STADTGESPRÄCH : Srebrenica im Friseursalon
WIE SOLL DER 20. JAHRESTAG DES MASSAKERS AN BOSNISCHEN MUSLIMEN BEGANGEN WERDEN?
Das Friseurgeschäft in der Kosevostraße ist Umschlagplatz für Meinungen und Neuigkeiten. Über die Nachricht, der ehemalige Kommandeur von Srebrenica, Naser Oric, der in der Schweiz aufgrund eines Haftbefehls aus Serbien Anfang der Woche festgenommen worden war, werde nach Bosnien und nicht nach Serbien überstellt, freut sich Meho. Als er gerade die Rasierklinge an die Kehle eines Kunden setzt, murmelt er etwas über die „serbischen Halsabschneider, die nicht ruhen könnten, unsere Leute zu verfolgen, nur um von ihren eigenen Missetaten abzulenken“.
Die meisten anderen Kunden und Friseure im Geschäft stimmen zu. „Schon bei Professor Ejub Ganic und bei unserem Kommandeur in Sarajevo, Jovan Divjak, haben sie etwas Ähnliches versucht. Immer wenn die Feierlichkeiten zum Jahrestag von Srebrenica anstehen“, sagt Mirsad, ein Nachbar.

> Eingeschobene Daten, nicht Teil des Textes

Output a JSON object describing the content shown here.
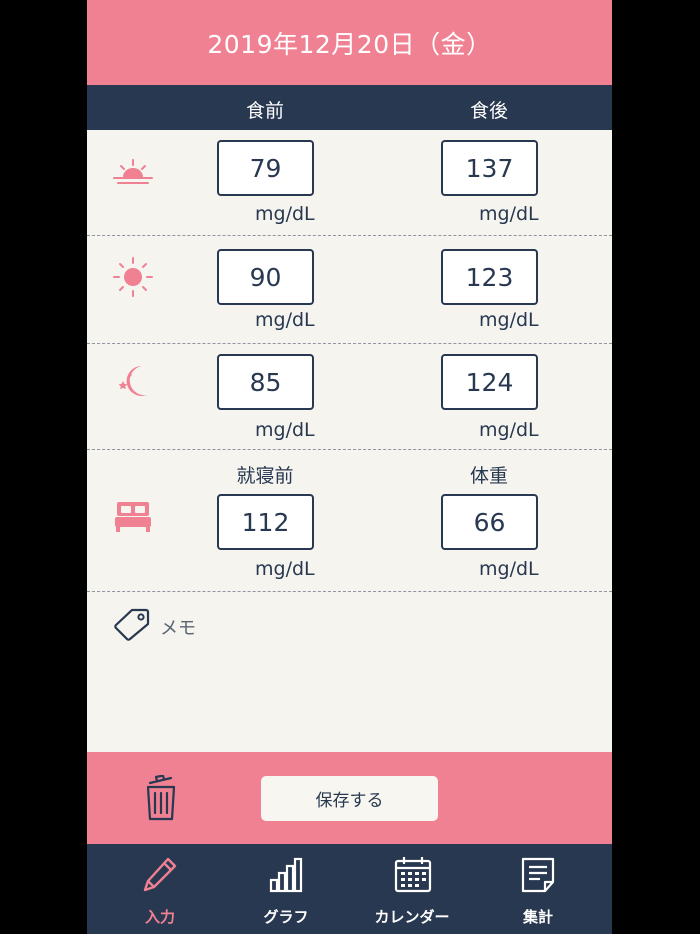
{
  "header": {
    "date": "2019年12月20日（金）"
  },
  "columns": {
    "before": "食前",
    "after": "食後"
  },
  "rows": [
    {
      "name": "morning",
      "icon": "sunrise-icon",
      "before": "79",
      "after": "137",
      "unit": "mg/dL"
    },
    {
      "name": "noon",
      "icon": "sun-icon",
      "before": "90",
      "after": "123",
      "unit": "mg/dL"
    },
    {
      "name": "evening",
      "icon": "moon-icon",
      "before": "85",
      "after": "124",
      "unit": "mg/dL"
    }
  ],
  "bedtime": {
    "icon": "bed-icon",
    "bedtime_label": "就寝前",
    "bedtime_value": "112",
    "weight_label": "体重",
    "weight_value": "66",
    "unit": "mg/dL"
  },
  "memo": {
    "label": "メモ",
    "icon": "tag-icon"
  },
  "actions": {
    "save_label": "保存する",
    "delete_icon": "trash-icon"
  },
  "tabs": [
    {
      "label": "入力",
      "icon": "pencil-icon",
      "active": true
    },
    {
      "label": "グラフ",
      "icon": "bar-chart-icon",
      "active": false
    },
    {
      "label": "カレンダー",
      "icon": "calendar-icon",
      "active": false
    },
    {
      "label": "集計",
      "icon": "document-icon",
      "active": false
    }
  ],
  "colors": {
    "accent": "#f08193",
    "navy": "#283850",
    "background": "#f5f4ef"
  }
}
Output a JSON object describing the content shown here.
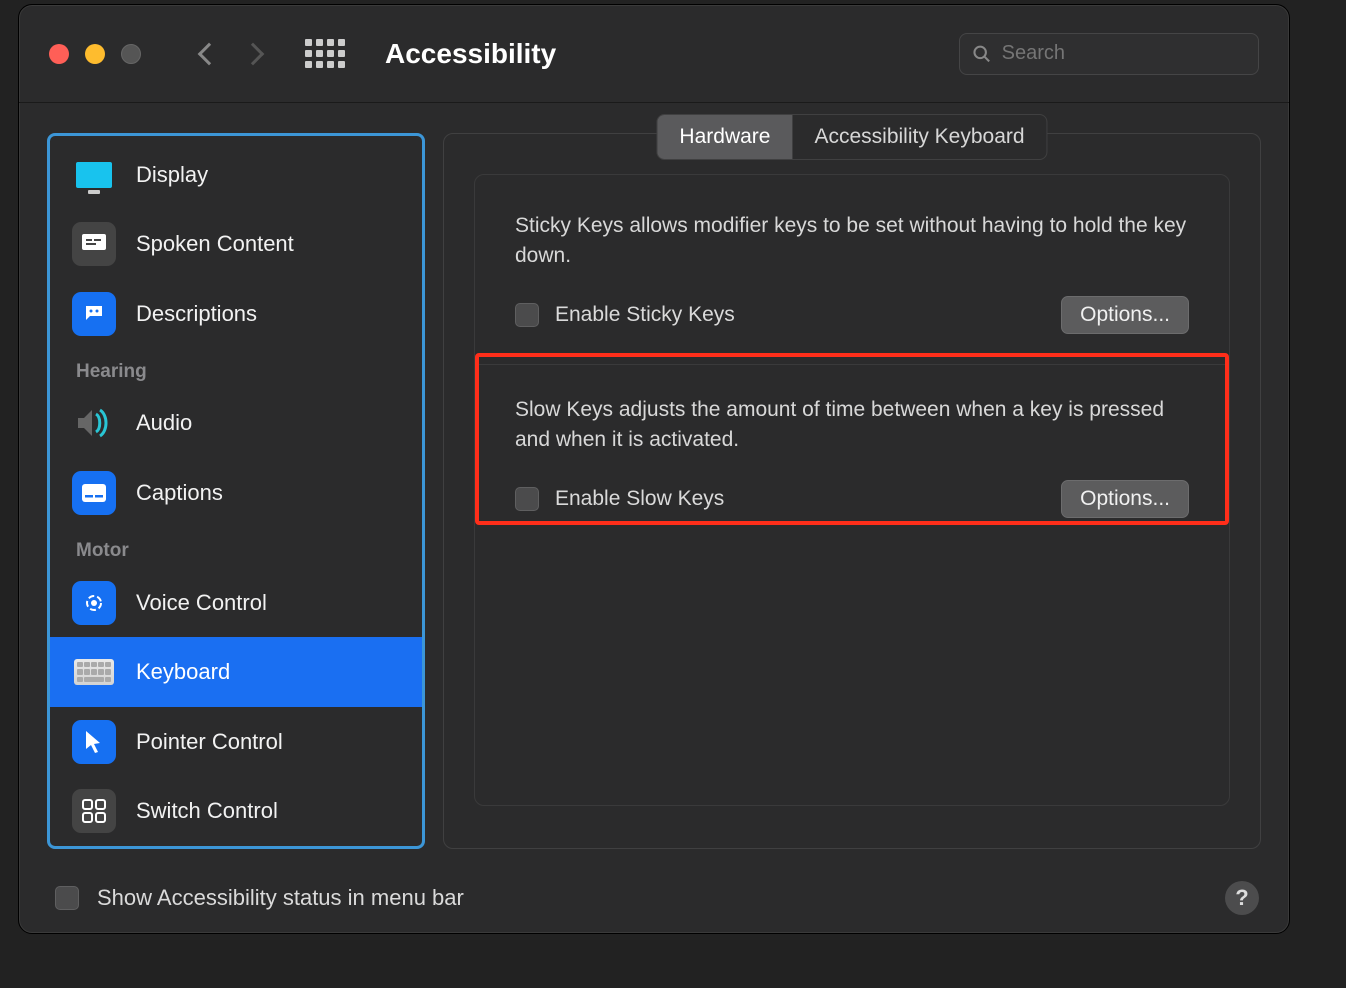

Das muslimische Mitglied im Staatspräsidum, Bakir Izetbegovic, argumentiert ähnlich. Die bosniakische Führung und die Menschen auf der Straße haben in Bezug auf Naser Oric die gleiche Meinung. Munira Subasic, Vertreterin der überlebenden Frauen von Srebrenica, die sich gern in ihrer Limousine von einem Chauffeur durch die Gegend fahren lässt, ist froh, dass ein ordentliches Gericht in Sarajevo die Unschuld von Naser Oric feststellen kann, was ja das Kriegsverbrechertribunal in Den Haag schon vor Jahren getan hat. „Jetzt braucht man auch nicht mehr über die Feierlichkeiten zum 20. Jahrestag zu reden.“
Leute wie Izetbegovic, Munira Subasic und andere führende Vertreter des bosniakischen Establishments hatten vor der Entscheidung des Schweizer Gerichts gedroht, aus Protest den 20. Jahrestag in Srebrenica ausfallen zu lassen, sollte Oric nach Serbien ausgeliefert werden. Rechtsanwalt Dennis Gratz, führender Vertreter der nichtnationalistischen Partei Nasa Stranka, die in Sarajevo 10 Prozent der Stimmen errang, sieht diese Position wie viele Leute aus der Zivilgesellschaft als Anmaßung.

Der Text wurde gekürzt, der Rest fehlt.